Please note that answers on this site cannot be more than about 500 words so I can only devote about 160 words to each of these chapters. This means the summaries cannot be extremely detailed.
In Chapter 10, Zinn focuses on the idea that the elites of America before and after the Civil War used the middle classes as allies to help them keep the lower classes down. During much of the 1800s (particularly from about 1830 on), there was a wide gap between rich and poor in America. Zinn argues that it would have been natural for the poor to rise up against the rich. He mentions the Anti-Renter movement and Dorr’s Rebellion as two instances in which the poor did rise up. He then asks how it was that such rebellions did not happen more often. He says that this was because the elites enlisted the support of the middle classes to help them keep the poor subjugated. Because of this, the elites were able to get the government to help suppress things like the labor movement that arose in the late 1800s. Zinn ends the chapter by discussing at length the violent labor unrest of the 1870s which, he says, illustrates his main point in this chapter.
In Chapter 11, Zinn looks at the robber barons during the time after the end of the railroad strikes of 1877. He details the ways in which those men rose to wealth and power through unsavory means. He talks about how
in industry after industry (there were) shrewd, efficient businessmen building empires, choking out competition, maintaining high prices, keeping wages low, using government subsidies.
These robber barons were supported by the government, but they were, Zinn says, opposed by the common people. To illustrate how the common people opposed the robber barons, Zinn discusses a variety of instances of labor unrest during the late 1800s.
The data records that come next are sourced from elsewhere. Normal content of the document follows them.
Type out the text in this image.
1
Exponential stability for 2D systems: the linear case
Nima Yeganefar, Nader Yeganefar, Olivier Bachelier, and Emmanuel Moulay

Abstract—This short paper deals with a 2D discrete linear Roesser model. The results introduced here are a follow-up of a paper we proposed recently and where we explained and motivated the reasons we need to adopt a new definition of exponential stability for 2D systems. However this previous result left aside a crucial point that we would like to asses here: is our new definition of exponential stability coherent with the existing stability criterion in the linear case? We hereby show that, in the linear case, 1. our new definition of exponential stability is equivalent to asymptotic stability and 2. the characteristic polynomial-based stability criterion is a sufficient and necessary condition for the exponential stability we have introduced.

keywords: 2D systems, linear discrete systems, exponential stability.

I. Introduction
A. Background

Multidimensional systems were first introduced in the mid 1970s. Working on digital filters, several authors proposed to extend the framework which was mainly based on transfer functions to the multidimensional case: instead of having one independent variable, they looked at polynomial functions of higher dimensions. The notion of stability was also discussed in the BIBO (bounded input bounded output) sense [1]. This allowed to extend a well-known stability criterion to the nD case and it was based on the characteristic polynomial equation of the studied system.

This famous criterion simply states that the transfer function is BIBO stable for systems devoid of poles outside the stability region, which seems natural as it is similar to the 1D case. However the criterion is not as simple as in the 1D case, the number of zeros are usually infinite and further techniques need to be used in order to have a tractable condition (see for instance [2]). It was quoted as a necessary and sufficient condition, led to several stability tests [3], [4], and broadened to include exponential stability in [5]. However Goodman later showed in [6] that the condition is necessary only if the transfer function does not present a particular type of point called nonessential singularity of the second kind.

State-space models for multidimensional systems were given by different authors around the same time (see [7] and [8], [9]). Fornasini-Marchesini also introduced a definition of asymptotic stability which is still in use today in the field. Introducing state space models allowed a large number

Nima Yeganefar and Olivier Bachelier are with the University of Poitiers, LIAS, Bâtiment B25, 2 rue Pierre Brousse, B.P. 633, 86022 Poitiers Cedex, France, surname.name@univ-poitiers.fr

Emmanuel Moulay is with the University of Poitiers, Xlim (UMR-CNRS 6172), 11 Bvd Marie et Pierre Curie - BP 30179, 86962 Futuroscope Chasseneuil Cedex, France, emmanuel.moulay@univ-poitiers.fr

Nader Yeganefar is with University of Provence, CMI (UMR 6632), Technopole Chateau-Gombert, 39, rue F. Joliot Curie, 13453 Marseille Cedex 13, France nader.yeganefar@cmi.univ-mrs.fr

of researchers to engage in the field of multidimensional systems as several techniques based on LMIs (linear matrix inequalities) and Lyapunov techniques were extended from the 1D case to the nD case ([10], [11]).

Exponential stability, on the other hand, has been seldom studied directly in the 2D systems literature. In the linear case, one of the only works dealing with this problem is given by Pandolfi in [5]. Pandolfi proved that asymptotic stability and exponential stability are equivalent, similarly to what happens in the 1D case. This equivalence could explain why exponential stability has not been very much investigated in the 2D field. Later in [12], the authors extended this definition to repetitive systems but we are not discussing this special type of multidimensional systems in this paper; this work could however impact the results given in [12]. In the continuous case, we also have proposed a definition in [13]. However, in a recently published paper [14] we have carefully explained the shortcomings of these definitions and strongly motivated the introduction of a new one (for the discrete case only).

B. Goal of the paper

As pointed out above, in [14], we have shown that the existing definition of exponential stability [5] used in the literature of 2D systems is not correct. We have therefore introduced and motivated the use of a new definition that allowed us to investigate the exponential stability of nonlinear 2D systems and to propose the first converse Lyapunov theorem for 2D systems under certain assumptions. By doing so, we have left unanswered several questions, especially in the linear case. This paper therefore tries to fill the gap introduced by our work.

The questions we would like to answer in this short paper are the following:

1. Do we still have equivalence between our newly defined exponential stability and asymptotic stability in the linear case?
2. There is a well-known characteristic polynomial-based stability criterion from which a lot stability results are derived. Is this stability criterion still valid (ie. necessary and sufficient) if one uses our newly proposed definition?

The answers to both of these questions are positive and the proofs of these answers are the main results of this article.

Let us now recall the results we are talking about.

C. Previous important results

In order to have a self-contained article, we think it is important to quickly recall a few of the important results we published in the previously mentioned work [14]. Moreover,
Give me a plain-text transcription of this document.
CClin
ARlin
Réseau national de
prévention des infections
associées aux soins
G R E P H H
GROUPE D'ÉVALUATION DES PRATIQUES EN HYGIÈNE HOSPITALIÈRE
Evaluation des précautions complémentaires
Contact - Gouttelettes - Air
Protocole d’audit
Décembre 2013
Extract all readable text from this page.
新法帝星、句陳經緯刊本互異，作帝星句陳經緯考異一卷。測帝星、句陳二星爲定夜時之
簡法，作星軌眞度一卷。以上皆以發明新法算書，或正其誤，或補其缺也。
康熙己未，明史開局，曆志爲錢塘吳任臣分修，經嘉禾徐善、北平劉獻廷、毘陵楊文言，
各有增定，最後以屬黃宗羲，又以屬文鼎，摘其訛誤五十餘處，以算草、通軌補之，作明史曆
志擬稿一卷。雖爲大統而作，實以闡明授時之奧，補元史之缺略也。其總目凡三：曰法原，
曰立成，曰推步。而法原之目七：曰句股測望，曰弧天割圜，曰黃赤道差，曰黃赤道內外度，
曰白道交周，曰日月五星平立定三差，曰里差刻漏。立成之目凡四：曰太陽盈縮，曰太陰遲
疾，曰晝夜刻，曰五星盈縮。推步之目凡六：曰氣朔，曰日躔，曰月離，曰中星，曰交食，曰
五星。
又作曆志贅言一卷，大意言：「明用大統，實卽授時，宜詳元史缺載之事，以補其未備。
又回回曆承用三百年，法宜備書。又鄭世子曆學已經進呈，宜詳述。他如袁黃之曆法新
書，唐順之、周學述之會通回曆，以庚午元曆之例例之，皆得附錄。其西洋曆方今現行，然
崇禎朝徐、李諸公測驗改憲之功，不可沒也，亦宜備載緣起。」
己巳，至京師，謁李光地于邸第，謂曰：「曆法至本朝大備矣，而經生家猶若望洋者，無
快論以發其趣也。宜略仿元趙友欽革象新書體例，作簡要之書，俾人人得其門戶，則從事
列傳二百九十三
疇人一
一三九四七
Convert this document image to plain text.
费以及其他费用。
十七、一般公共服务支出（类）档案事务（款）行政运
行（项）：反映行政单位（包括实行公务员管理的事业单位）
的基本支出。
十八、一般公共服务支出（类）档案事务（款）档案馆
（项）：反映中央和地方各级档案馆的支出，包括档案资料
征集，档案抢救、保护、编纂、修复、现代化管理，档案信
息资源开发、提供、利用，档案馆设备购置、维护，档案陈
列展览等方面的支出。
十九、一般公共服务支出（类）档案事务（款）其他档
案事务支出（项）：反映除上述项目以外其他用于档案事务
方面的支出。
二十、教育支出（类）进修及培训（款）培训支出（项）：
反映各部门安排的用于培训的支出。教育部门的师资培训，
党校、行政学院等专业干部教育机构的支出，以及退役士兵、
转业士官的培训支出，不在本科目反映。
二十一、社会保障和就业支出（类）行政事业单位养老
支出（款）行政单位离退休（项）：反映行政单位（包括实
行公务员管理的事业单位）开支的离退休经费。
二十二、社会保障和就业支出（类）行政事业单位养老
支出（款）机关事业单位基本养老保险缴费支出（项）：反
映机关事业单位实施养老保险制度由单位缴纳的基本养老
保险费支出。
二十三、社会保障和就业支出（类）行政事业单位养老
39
In Chapter 12, Zinn is interested in the overseas imperialism that became important in the US in the 1890s. Zinn argues that the imperialism was caused in part by a desire for Americans to be able to be manly and heroic. This desire is most famously connected to Theodore Roosevelt. However, there were other reasons for the imperialism. For example, imperialism was also driven by the desire for overseas markets in which to sell oil and farm products. Expansion was also encouraged by people like Alfred Thayer Mahan who wanted the US to have naval bases around the world from which it could project military might. Zinn then goes on to discuss the mixed reaction to this imperialism from the common people of the US. He notes that many unions supported imperialism because they felt it would be economically good for their members. At the same time, however, there were common people who did not like imperialism because they thought it was being conducted only to help the rich elites. Zinn ends by noting how African American soldiers, in particular, were conflicted about fighting against the Filipinos—non-whites who were only trying to gain independence for themselves.
In all of these chapters, Zinn focuses on the idea that America’s elites have abused those “below” them and have often coopted some of the lower classes to prevent them from uniting against the rich.